Of course, intellectualism and learning are not a life of material luxury and abundance. Especially in the era of modernity, where jesters and jackals have replaced the refinement of the bardic and druidic classes, it is likely that intellectuals will suffer isolation. In Ó Bruadair’s words, all the time ‘spent in learning’s quest / Is not upon me in the shape of dress’. This is the Cross the Gael has always been asked to bear. For one to have this learning and not put it to use—one is betraying their ancestral responsibility.

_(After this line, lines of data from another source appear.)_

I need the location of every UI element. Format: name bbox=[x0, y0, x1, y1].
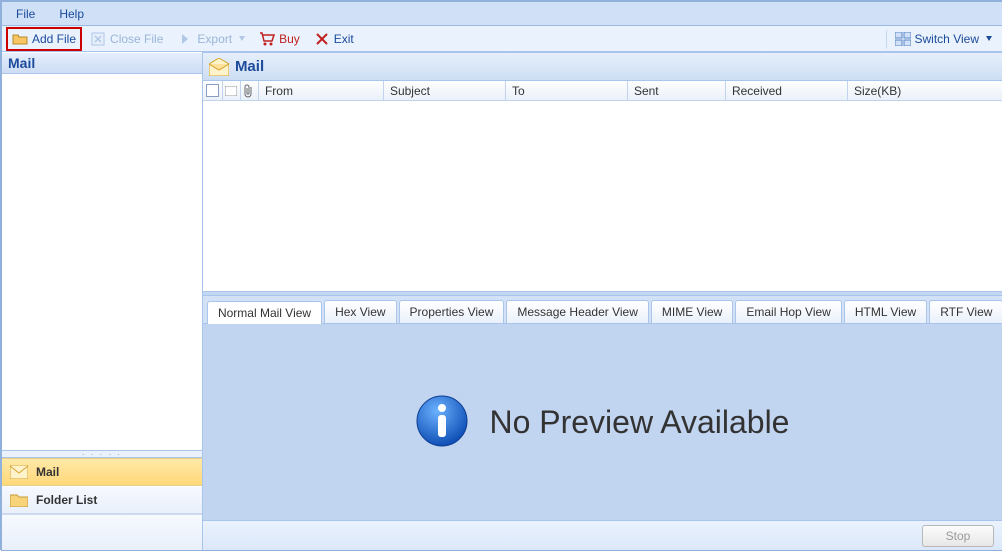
tab-mime[interactable]: MIME View bbox=[651, 300, 733, 323]
status-bar: Stop bbox=[203, 520, 1002, 550]
left-pane: Mail · · · · · Mail Folder List bbox=[2, 52, 203, 550]
envelope-open-icon bbox=[209, 58, 229, 76]
column-received[interactable]: Received bbox=[726, 81, 848, 100]
folder-tree[interactable] bbox=[2, 74, 202, 450]
layout-icon bbox=[895, 31, 911, 47]
preview-tabstrip: Normal Mail View Hex View Properties Vie… bbox=[203, 295, 1002, 323]
exit-button[interactable]: Exit bbox=[308, 29, 360, 49]
export-button[interactable]: Export bbox=[171, 29, 251, 49]
paperclip-icon bbox=[244, 84, 254, 98]
menu-file[interactable]: File bbox=[8, 5, 43, 23]
app-window: File Help Add File Close File bbox=[2, 2, 1002, 550]
tab-hex[interactable]: Hex View bbox=[324, 300, 396, 323]
toolbar: Add File Close File Export Bu bbox=[2, 26, 1002, 52]
switch-view-button[interactable]: Switch View bbox=[886, 29, 998, 49]
nav-footer bbox=[2, 514, 202, 550]
column-icon[interactable] bbox=[223, 81, 241, 100]
chevron-down-icon bbox=[239, 36, 245, 41]
buy-button[interactable]: Buy bbox=[253, 29, 306, 49]
tab-rtf[interactable]: RTF View bbox=[929, 300, 1002, 323]
close-file-label: Close File bbox=[110, 32, 163, 46]
nav-list: Mail Folder List bbox=[2, 458, 202, 514]
switch-view-label: Switch View bbox=[915, 32, 979, 46]
nav-item-mail[interactable]: Mail bbox=[2, 458, 202, 486]
mail-list-body[interactable] bbox=[203, 101, 1002, 291]
mail-list-header: From Subject To Sent Received Size(KB) bbox=[203, 81, 1002, 101]
add-file-label: Add File bbox=[32, 32, 76, 46]
column-subject[interactable]: Subject bbox=[384, 81, 506, 100]
close-file-button[interactable]: Close File bbox=[84, 29, 169, 49]
page-icon bbox=[225, 86, 237, 96]
splitter-handle[interactable]: · · · · · bbox=[2, 450, 202, 458]
envelope-icon bbox=[10, 465, 28, 479]
add-file-highlight: Add File bbox=[6, 27, 82, 51]
tab-html[interactable]: HTML View bbox=[844, 300, 927, 323]
column-sent[interactable]: Sent bbox=[628, 81, 726, 100]
export-arrow-icon bbox=[177, 31, 193, 47]
preview-message: No Preview Available bbox=[489, 404, 789, 441]
close-x-icon bbox=[314, 31, 330, 47]
menu-help[interactable]: Help bbox=[51, 5, 92, 23]
column-to[interactable]: To bbox=[506, 81, 628, 100]
right-pane: Mail From Subject To Sent Received Size(… bbox=[203, 52, 1002, 550]
exit-label: Exit bbox=[334, 32, 354, 46]
column-size[interactable]: Size(KB) bbox=[848, 81, 1002, 100]
left-pane-header: Mail bbox=[2, 52, 202, 74]
menu-bar: File Help bbox=[2, 2, 1002, 26]
right-pane-header: Mail bbox=[203, 53, 1002, 81]
nav-item-folder-list[interactable]: Folder List bbox=[2, 486, 202, 514]
nav-item-label: Mail bbox=[36, 465, 59, 479]
tab-email-hop[interactable]: Email Hop View bbox=[735, 300, 841, 323]
nav-item-label: Folder List bbox=[36, 493, 97, 507]
folder-icon bbox=[10, 493, 28, 507]
preview-panel: No Preview Available bbox=[203, 323, 1002, 520]
folder-open-icon bbox=[12, 31, 28, 47]
close-file-icon bbox=[90, 31, 106, 47]
stop-button[interactable]: Stop bbox=[922, 525, 994, 547]
column-from[interactable]: From bbox=[259, 81, 384, 100]
tab-message-header[interactable]: Message Header View bbox=[506, 300, 649, 323]
export-label: Export bbox=[197, 32, 232, 46]
buy-label: Buy bbox=[279, 32, 300, 46]
chevron-down-icon bbox=[986, 36, 992, 41]
add-file-button[interactable]: Add File bbox=[8, 29, 80, 49]
column-attachment[interactable] bbox=[241, 81, 259, 100]
tab-properties[interactable]: Properties View bbox=[399, 300, 505, 323]
info-icon bbox=[415, 394, 469, 451]
column-checkbox[interactable] bbox=[203, 81, 223, 100]
shopping-cart-icon bbox=[259, 31, 275, 47]
right-pane-title: Mail bbox=[235, 58, 264, 75]
tab-normal-mail[interactable]: Normal Mail View bbox=[207, 301, 322, 324]
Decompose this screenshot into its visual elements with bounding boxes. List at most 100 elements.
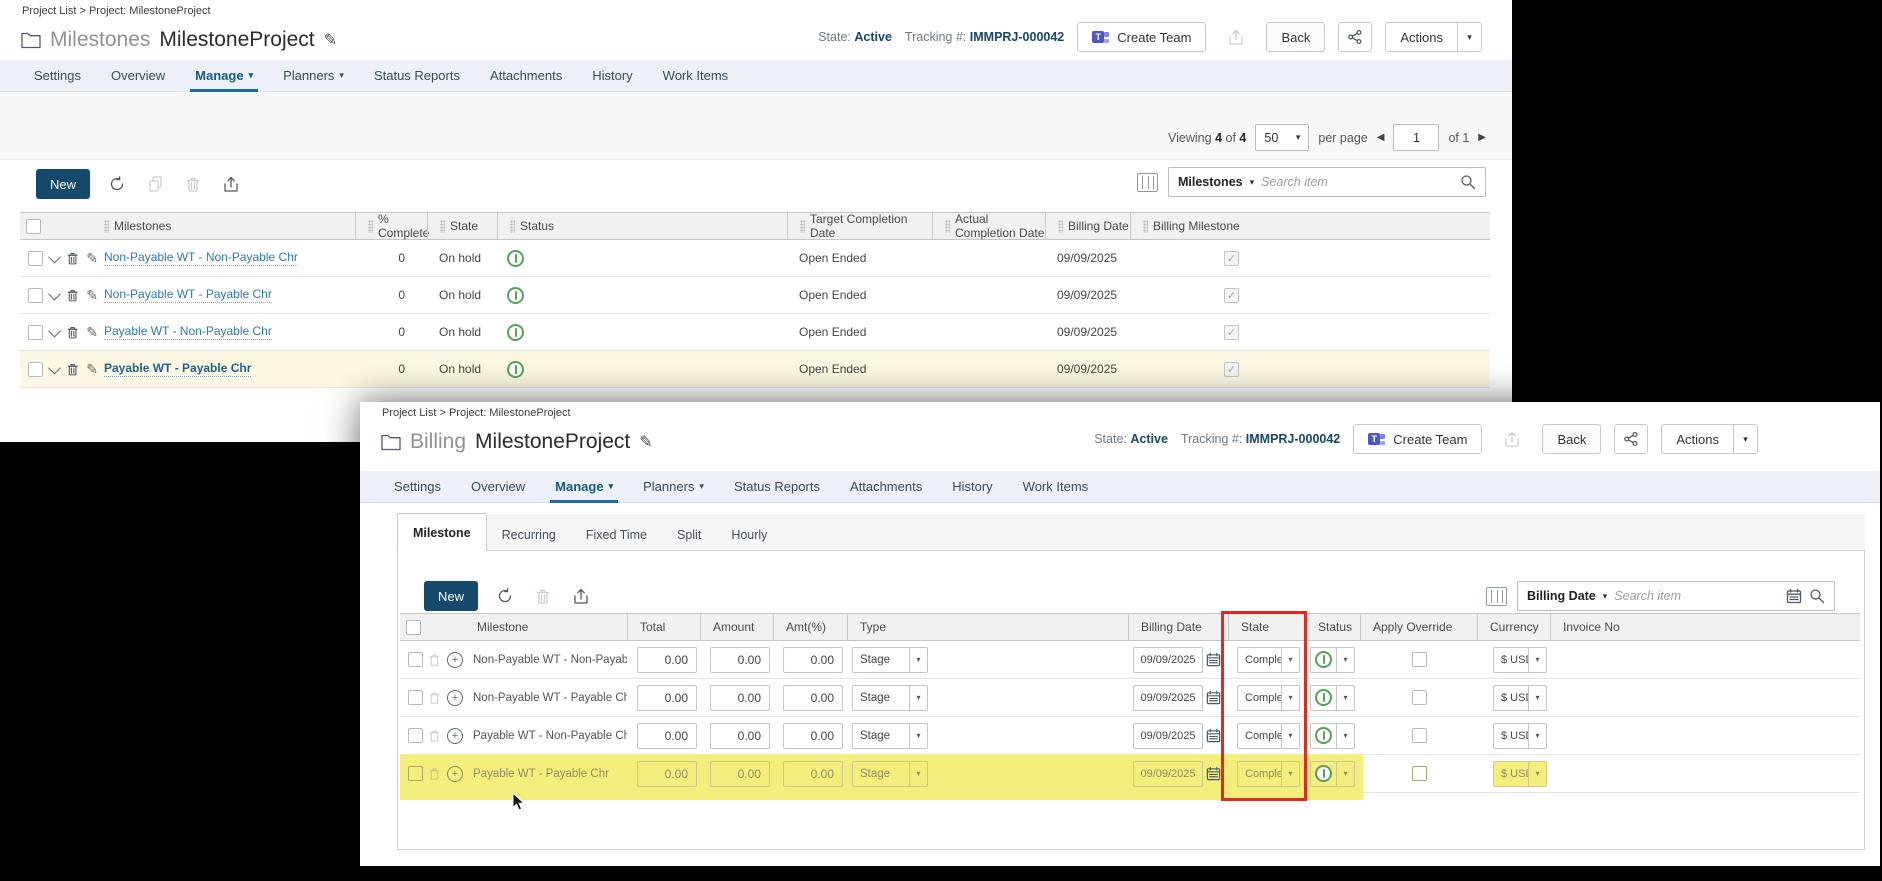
delete-icon[interactable] <box>182 173 204 195</box>
breadcrumb[interactable]: Project List > Project: MilestoneProject <box>382 407 571 419</box>
add-icon[interactable]: + <box>447 651 463 668</box>
search-box[interactable]: Milestones ▾ Search item <box>1168 167 1486 197</box>
billing-date-input[interactable]: 09/09/2025 <box>1133 684 1203 711</box>
dropdown-arrow-icon[interactable]: ▾ <box>1336 685 1354 710</box>
billing-milestone-checkbox[interactable]: ✓ <box>1224 324 1239 340</box>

To isolate one’s thought and intellect from the rest of the Irish nation, to conceal and abdicate from articulating oneself, is to concede room for the boors. One can no longer complain of slop, AI, and base verbiage if there is never a clear articulation of their own. You are letting the dregs occupy all the oxygen in the world of Irish ideas—those who are ‘devoid of all harmony, humour, and freshness of wit is their talk’.

Gaeltwitter must ask themselves: are they content to let Ó Bruadair and Gaeldom down?

WOE TO THOSE WHO ARE NOT GLOOMY BOORS - Dáibhí Ó Bruadair

I

Woe to those who are not gloomy boors

Though bad it be for one to be a boor,

Yet better were it than that I should live

With sullen men around on every side.

II

Woe to him, good folk, who lives with you,

Unless he stammer dully like yourselves,

For such are welcomed, more than all, by you,

O people destitute of sense and wit.

III

Could I only find a bargainee,

To him my pleasant wit I'd freely sell

I thus would interpose a mantle's price

Between him and obtuse stolidity.

IV

Fine clothes procure a man far more respect

Than all the fame refinement wins for him,

Alas, that all I spent in learning's quest

Is not upon me in the shape of dress.

V

Since nought but the speech and the actions of stolid boors favour finds now,

Though devoid of all harmony, humour, and freshness of wit is their talk,

Would that the money, I wasted in struggling with difficult print,

From the start of my life had been spent on acquiring the rudeness of boors.